Por otra parte, la preselección del filme "Aballay" en la carrera por los Oscar es una excelente oportunidad para colocar a la provincia en la vidriera del mundo. Una estrategia que puede generar muchos beneficios. Ahí está San Luis, que supo capitalizar sus bellezas a través del cine de una manera mucho más efectiva que el turismo propiamente dicho.

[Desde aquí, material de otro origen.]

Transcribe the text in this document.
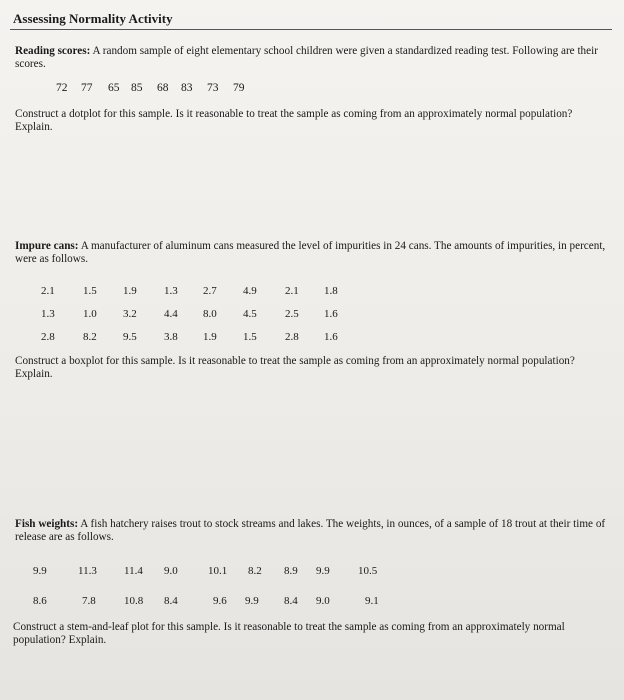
Assessing Normality Activity
Reading scores: A random sample of eight elementary school children were given a standardized reading test. Following are their scores.
72 77 65 85 68 83 73 79
Construct a dotplot for this sample. Is it reasonable to treat the sample as coming from an approximately normal population? Explain.
Impure cans: A manufacturer of aluminum cans measured the level of impurities in 24 cans. The amounts of impurities, in percent, were as follows.
2.1	1.5 1.9 1.3 2.7 4.9	2.1 1.8
1.3	1.0 3.2 4.4 8.0 4.5	2.5 1.6
2.8	8.2 9.5 3.8 1.9 1.5	2.8 1.6
Construct a boxplot for this sample. Is it reasonable to treat the sample as coming from an approximately normal population? Explain.
Fish weights: A fish hatchery raises trout to stock streams and lakes. The weights, in ounces, of a sample of 18 trout at their time of release are as follows.
9.9	11.3 11.4 9.0	10.1 8.2 8.9 9.9	10.5
8.6	7.8	10.8 8.4	9.6 9.9 8.4 9.0	9.1
Construct a stem-and-leaf plot for this sample. Is it reasonable to treat the sample as coming from an approximately normal population? Explain.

Lo mismo sucede -en otra escala, por supuesto- con Nueva Zelanda, convertida en la nueva Meca del cine tras el rodaje de la trilogía "El señor de los anillos". Pero, además, gracias a estos encuentros pasaron por la provincia autoridades del Incaa, directores y actores de renombre, que pudieron ver con sus propios ojos lo que Tucumán es capaz de ofrecer en materia de infraestructura cinematográfica: envidiables paisajes, técnicos de primer nivel y entusiastas estudiantes de cine que ya se han lanzado a producir proyectos por demás interesantes. En este sentido, el encuentro organizado por el Ente Cultural resultó positivo en grado superlativo. Y algo más: fue la apuesta de distintos sectores por una industria que con toda seguridad puede convertir a la provincia en una "fábrica de sueños", como llamaba Orson Welles al cine. O en un espejo pintado, como decía Ettore Scola. No al estilo mastodóntico de Cecil B. De Mille, por supuesto. Pero sí con buen nivel y mejores perspectivas. Una industria de promoción netamente provincial, que es lo mejor.